Background: Hepatocellular carcinoma (HCC) is one of the most common types of cancer with increasing incidence. It accounts for approximately 90% of primary liver cancers and it is a significant global health problem. Globally, it represents the 5th most common disease and it is considered to be the third most common cause of cancer related deaths. The occurrence of HCC is related to environmental factors, eating habits and lifestyle. It is more common in men than in women. The highest incidence of HCC is in Southeast Asia, China, West and Central Africa, and among immigrants from high-risk areas in the United States.
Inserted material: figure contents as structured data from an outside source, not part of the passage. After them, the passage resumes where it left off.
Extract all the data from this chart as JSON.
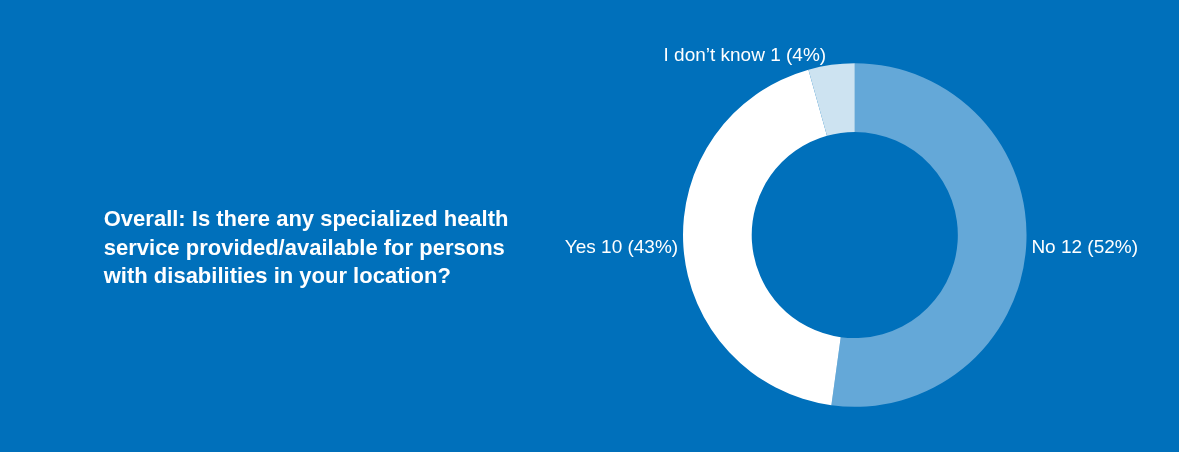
{
  "chart_data": {
    "type": "donut",
    "title": "Overall: Is there any specialized health service provided/available for persons with disabilities in your location?",
    "categories": [
      "No",
      "Yes",
      "I don’t know"
    ],
    "values": [
      12,
      10,
      1
    ],
    "value_labels": [
      "12 (52%)",
      "10 (43%)",
      "1 (4%)"
    ],
    "colors": [
      "#64a8d8",
      "#ffffff",
      "#cde3f1"
    ],
    "legend": false
  }
}
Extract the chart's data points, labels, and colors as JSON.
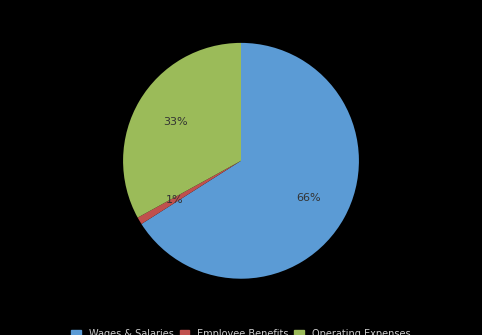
{
  "labels": [
    "Wages & Salaries",
    "Employee Benefits",
    "Operating Expenses"
  ],
  "values": [
    66,
    1,
    33
  ],
  "colors": [
    "#5b9bd5",
    "#c0504d",
    "#9bbb59"
  ],
  "background_color": "#000000",
  "text_color": "#333333",
  "legend_fontsize": 7,
  "startangle": 90,
  "pctdistance": 0.65,
  "figsize": [
    4.82,
    3.35
  ],
  "dpi": 100
}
In North America, Europe and Japan, hepatitis C virus infection is its major risk factor along with alcohol consumption. Modern therapeutic methods improved the results of the treatment in patients with HCC. In early stages of HCC, curative treatment, surgical resection, liver transplantation, and radiofrequency ablation are possible. In advanced disease, local chemotherapy and systemic targeted therapy have prolonged survival. Purpose: The aim of the article is to present the possibilities of systemic treatment of HCC in first and second lines of the treatment. Sorafenib was the first drug to be approved by the U. S. Food and Drug Administration for the treatment of advanced HCC and is a standard first-line drug. The first choice in the second line treatment of patients with progressive disease (after the treatment with sorafenib) is regorafenib. Nowadays, immunotherapy is also an adequate treatment option. Cabozantinib and ramucirumab represent additional treatment.